村人Lv5で39ポイントを使い切った状態からでは、魔法使いLv1にジョブチェンジできなかったのだ。

公式のジョブチェンジの仕様がどんなものかは分からないが、こんなところで躓いたら笑えない。

 

ちゃんと変更されたのを確認して、再度ファーストジョブを村人にする。

ジョブはサードもセカンドもチェックを消し、ファーストジョブのみにする。

セカンド以降のジョブ項目をチェックすると、空欄にしておいても自動的に全部何かしらのジョブで埋まってしまうのだ。

 

 

 カレー 男 20歳

 村人Lv5

 

 

ボーナスポイントは使い切らず、余らせておく。

キャラクター再設定と鑑定、詠唱省略のみである。

ファーストジョブのみが常識なら、これで条件は他の人と同じだろう。

 

 

 

 

居室待機となった。

同部屋の住人は、俺を含めて全部で五人。

種族の内訳は、人間族三名、ドワーフ族一名、獣人族一名。

俺が来た当初は人間族が四名だったが、一人売却され狼人族が入ってきた。

 

狼人族の男(名はマーク)は、俺同様に今年奴隷になったそうで、これを初年度奴隷という。

初年度奴隷の納税額は、奴隷になる前のままなので、買い上げた主人にはその年度分の納税義務が発生する。

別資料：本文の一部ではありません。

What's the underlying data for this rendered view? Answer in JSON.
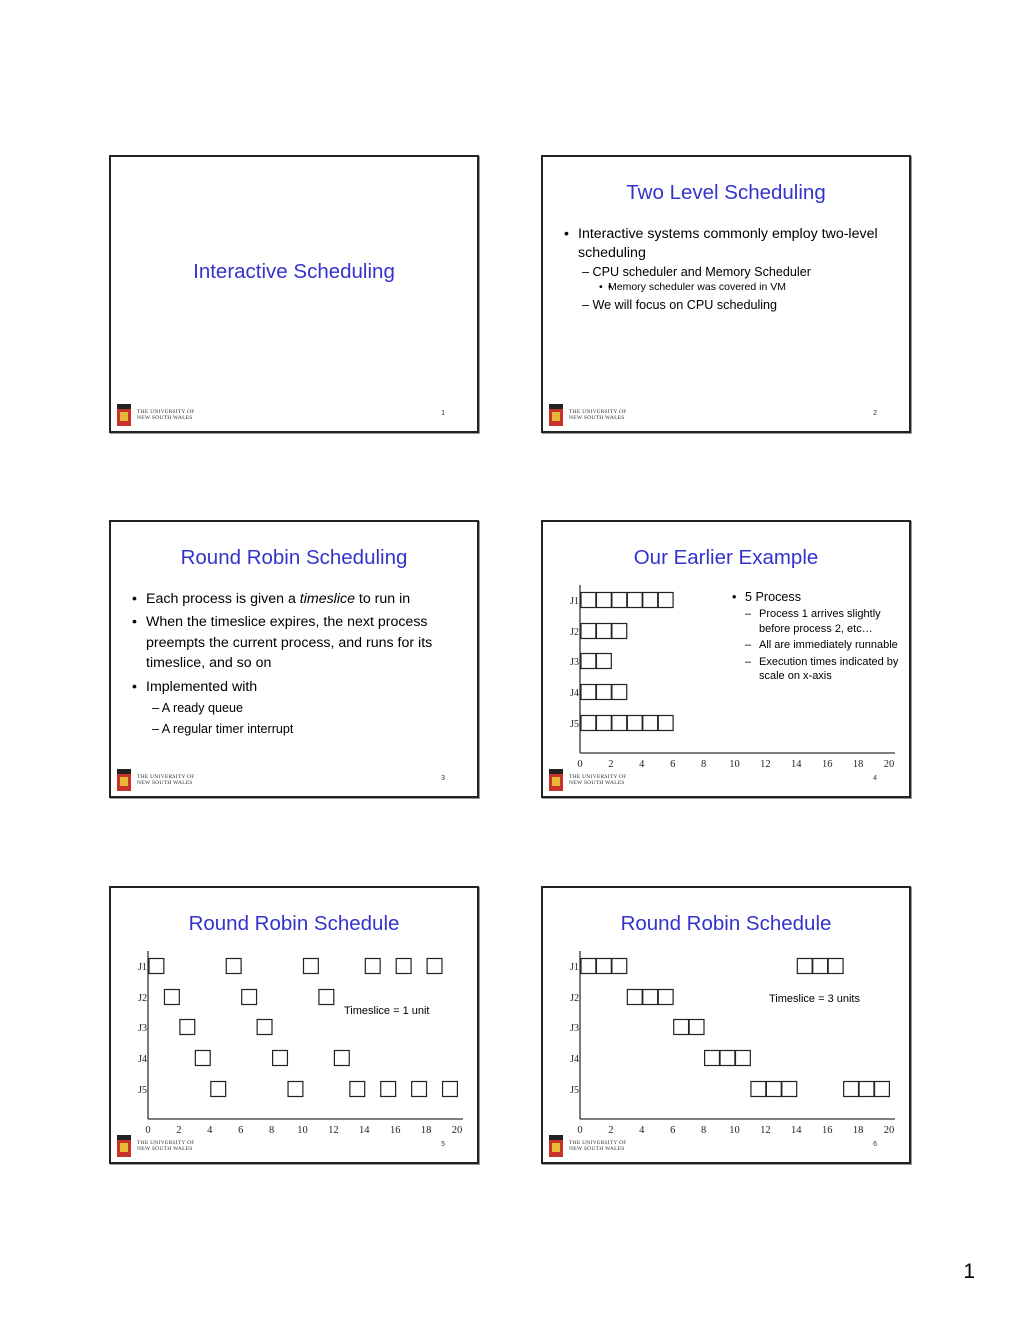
{
  "document": {
    "page_number": "1",
    "university_line1": "THE UNIVERSITY OF",
    "university_line2": "NEW SOUTH WALES",
    "title_color": "#3333CC"
  },
  "slides": [
    {
      "number": "1",
      "title": "Interactive Scheduling"
    },
    {
      "number": "2",
      "title": "Two Level Scheduling",
      "bullets": [
        {
          "level": 1,
          "text": "Interactive systems commonly employ two-level scheduling"
        },
        {
          "level": 2,
          "text": "– CPU scheduler and Memory Scheduler"
        },
        {
          "level": 3,
          "text": "Memory scheduler was covered in VM"
        },
        {
          "level": 2,
          "text": "– We will focus on CPU scheduling"
        }
      ]
    },
    {
      "number": "3",
      "title": "Round Robin Scheduling",
      "bullets": [
        {
          "level": 1,
          "text_before": "Each process is given a ",
          "text_italic": "timeslice",
          "text_after": " to run in"
        },
        {
          "level": 1,
          "text": "When the timeslice expires, the next process preempts the current process, and runs for its timeslice, and so on"
        },
        {
          "level": 1,
          "text": "Implemented with"
        },
        {
          "level": 2,
          "text": "– A ready queue"
        },
        {
          "level": 2,
          "text": "– A regular timer interrupt"
        }
      ]
    },
    {
      "number": "4",
      "title": "Our Earlier Example",
      "bullets": [
        {
          "level": 1,
          "text": "5 Process"
        },
        {
          "level": 2,
          "text": "Process 1 arrives slightly before process 2, etc…"
        },
        {
          "level": 2,
          "text": "All are immediately runnable"
        },
        {
          "level": 2,
          "text": "Execution times indicated by scale on x-axis"
        }
      ]
    },
    {
      "number": "5",
      "title": "Round Robin Schedule",
      "annotation": "Timeslice = 1 unit"
    },
    {
      "number": "6",
      "title": "Round Robin Schedule",
      "annotation": "Timeslice = 3 units"
    }
  ],
  "chart_data": [
    {
      "type": "gantt",
      "slide": "4",
      "title": "Our Earlier Example",
      "categories": [
        "J1",
        "J2",
        "J3",
        "J4",
        "J5"
      ],
      "xlim": [
        0,
        20
      ],
      "xticks": [
        "0",
        "2",
        "4",
        "6",
        "8",
        "10",
        "12",
        "14",
        "16",
        "18",
        "20"
      ],
      "unit_boxes": true,
      "series": [
        {
          "name": "J1",
          "segments": [
            [
              0,
              6
            ]
          ]
        },
        {
          "name": "J2",
          "segments": [
            [
              0,
              3
            ]
          ]
        },
        {
          "name": "J3",
          "segments": [
            [
              0,
              2
            ]
          ]
        },
        {
          "name": "J4",
          "segments": [
            [
              0,
              3
            ]
          ]
        },
        {
          "name": "J5",
          "segments": [
            [
              0,
              6
            ]
          ]
        }
      ]
    },
    {
      "type": "gantt",
      "slide": "5",
      "title": "Round Robin Schedule",
      "annotation": "Timeslice = 1 unit",
      "categories": [
        "J1",
        "J2",
        "J3",
        "J4",
        "J5"
      ],
      "xlim": [
        0,
        20
      ],
      "xticks": [
        "0",
        "2",
        "4",
        "6",
        "8",
        "10",
        "12",
        "14",
        "16",
        "18",
        "20"
      ],
      "unit_boxes": true,
      "series": [
        {
          "name": "J1",
          "segments": [
            [
              0,
              1
            ],
            [
              5,
              6
            ],
            [
              10,
              11
            ],
            [
              14,
              15
            ],
            [
              16,
              17
            ],
            [
              18,
              19
            ]
          ]
        },
        {
          "name": "J2",
          "segments": [
            [
              1,
              2
            ],
            [
              6,
              7
            ],
            [
              11,
              12
            ]
          ]
        },
        {
          "name": "J3",
          "segments": [
            [
              2,
              3
            ],
            [
              7,
              8
            ]
          ]
        },
        {
          "name": "J4",
          "segments": [
            [
              3,
              4
            ],
            [
              8,
              9
            ],
            [
              12,
              13
            ]
          ]
        },
        {
          "name": "J5",
          "segments": [
            [
              4,
              5
            ],
            [
              9,
              10
            ],
            [
              13,
              14
            ],
            [
              15,
              16
            ],
            [
              17,
              18
            ],
            [
              19,
              20
            ]
          ]
        }
      ]
    },
    {
      "type": "gantt",
      "slide": "6",
      "title": "Round Robin Schedule",
      "annotation": "Timeslice = 3 units",
      "categories": [
        "J1",
        "J2",
        "J3",
        "J4",
        "J5"
      ],
      "xlim": [
        0,
        20
      ],
      "xticks": [
        "0",
        "2",
        "4",
        "6",
        "8",
        "10",
        "12",
        "14",
        "16",
        "18",
        "20"
      ],
      "unit_boxes": true,
      "series": [
        {
          "name": "J1",
          "segments": [
            [
              0,
              3
            ],
            [
              14,
              17
            ]
          ]
        },
        {
          "name": "J2",
          "segments": [
            [
              3,
              6
            ]
          ]
        },
        {
          "name": "J3",
          "segments": [
            [
              6,
              8
            ]
          ]
        },
        {
          "name": "J4",
          "segments": [
            [
              8,
              11
            ]
          ]
        },
        {
          "name": "J5",
          "segments": [
            [
              11,
              14
            ],
            [
              17,
              20
            ]
          ]
        }
      ]
    }
  ]
}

納税額は、年間で自由民十万ナール、農民三万ナール、二年目以降の奴隷一万ナールだ。

自由民高くね。

 

マークはブラヒム語を喋れない。

俺が話し相手になれるかと思ったが、マークが何を言っているかは分からなかった。

どうやら獣人語は設定していなかったようだ。

実際に話してみるまで、どの言語が理解できるか分からないのは不便だな。

 

そんなわけで、マークは教育係にブラヒム語を習っている。

数カ月で別の言語を習得するのは大変だろうが、たぶんブラヒム語は奴隷としてやっていくなら必須だから頑張れ。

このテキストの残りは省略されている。